Yannick Jadot : Nous devons soutenir les artistes qui n’entrent pas dans le champ de l’intermittence : scénaristes, plasticiens ou encore photographes et bien sûr, les auteurs de l’écrit.
Les artistes-auteurs, dont les créations nourrissent des domaines aussi vastes que la littérature, la musique, le cinéma ou la bande dessinée, sont insuffisamment soutenus par l’État. Certains vivent dans une grande précarité, c’est inadmissible.
Les revenus annuels perçus par les auteurs-artistes restent faibles, de l’ordre de 23.450 euros en moyenne. Le revenu moyen a baissé de 2,6 % entre 2001 et 2017 pendant que le revenu perçu par l’ensemble des artistes a augmenté de 50 %.
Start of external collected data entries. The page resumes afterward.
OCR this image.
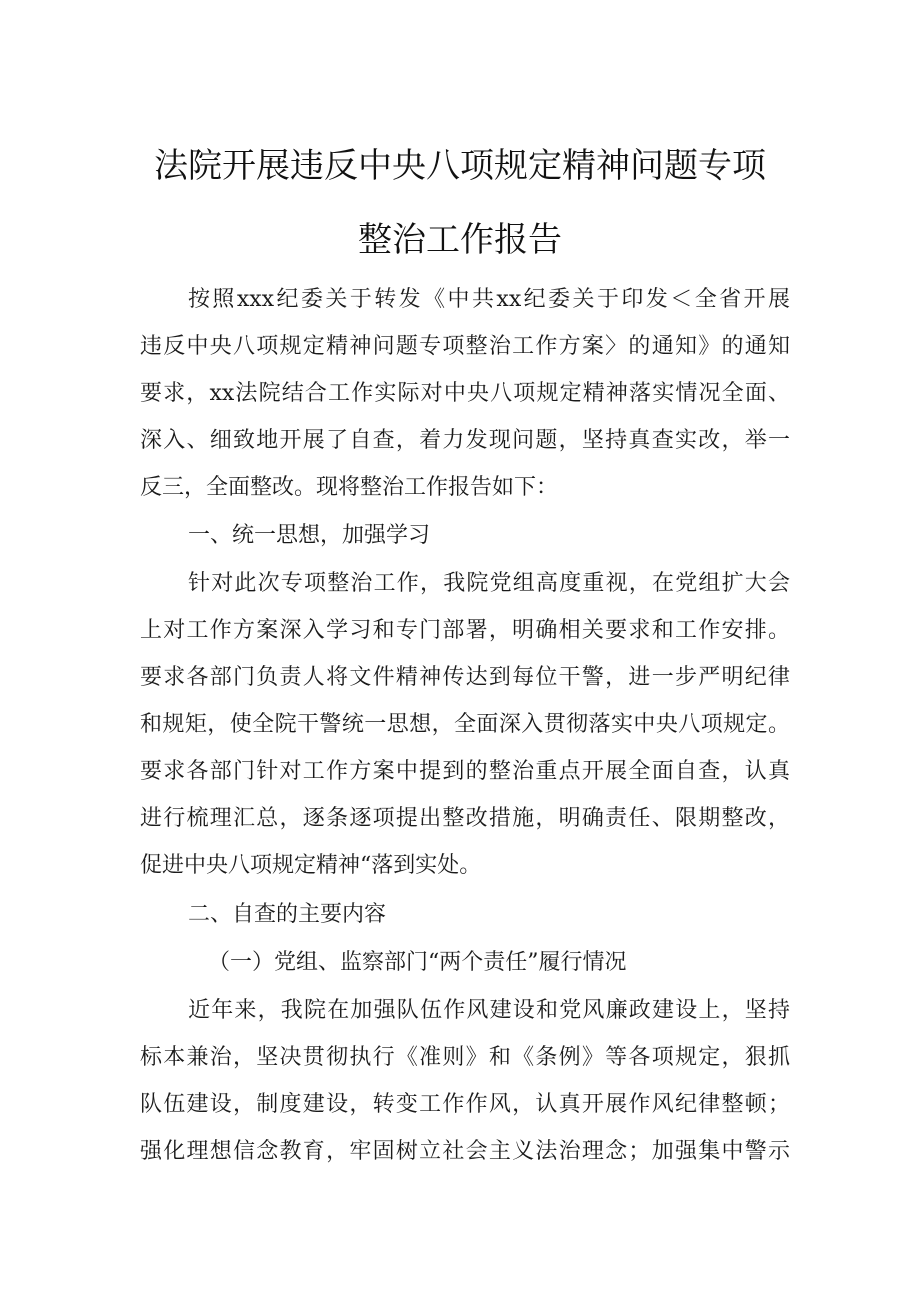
法院开展违反中央八项规定精神问题专项
整治工作报告
按照xxx纪委关于转发《中共xx纪委关于印发＜全省开展
违反中央八项规定精神问题专项整治工作方案〉的通知》的通知
要求，xx法院结合工作实际对中央八项规定精神落实情况全面、
深入、细致地开展了自查，着力发现问题，坚持真查实改，举一
反三，全面整改。现将整治工作报告如下：
一、统一思想，加强学习
针对此次专项整治工作，我院党组高度重视，在党组扩大会
上对工作方案深入学习和专门部署，明确相关要求和工作安排。
要求各部门负责人将文件精神传达到每位干警，进一步严明纪律
和规矩，使全院干警统一思想，全面深入贯彻落实中央八项规定。
要求各部门针对工作方案中提到的整治重点开展全面自查，认真
进行梳理汇总，逐条逐项提出整改措施，明确责任、限期整改，
促进中央八项规定精神“落到实处。
二、自查的主要内容
（一）党组、监察部门“两个责任”履行情况
近年来，我院在加强队伍作风建设和党风廉政建设上，坚持
标本兼治，坚决贯彻执行《准则》和《条例》等各项规定，狠抓
队伍建设，制度建设，转变工作作风，认真开展作风纪律整顿；
强化理想信念教育，牢固树立社会主义法治理念；加强集中警示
Je mettrai en place un revenu garanti pour les artistes-auteurs qui ont vocation à vivre de leur création, dans le prolongement des conclusions du rapport Racine. Je prévois également un processus de compagnonnage pour les artistes-auteurs émergents, pour permettre notamment de mettre en lien de jeunes auteurs de l’écrit avec des auteurs expérimentés et faciliter les débuts de carrières.
Quels seraient les principaux axes de votre politique en matière de lutte contre les infractions au droit d'auteur, notamment sur internet ?
Yannick Jadot : Je défendrai le droit d’auteur avec une attention particulière aux nouveaux usages numériques. La logique de diffusion de la culture ne doit pas se limiter à celle de la consommation, mais bien à la défense des créateurs et de leurs droits moraux et patrimoniaux. La création d’une mission « Culture & Numérique » permettra de relancer le projet d’une « taxe Google » destinée à augmenter la contribution des grands groupes internet au financement de la création de contenus en ligne.
Quelle serait votre politique en matière d'accueil des écrivains exilés car menacés dans leur pays ?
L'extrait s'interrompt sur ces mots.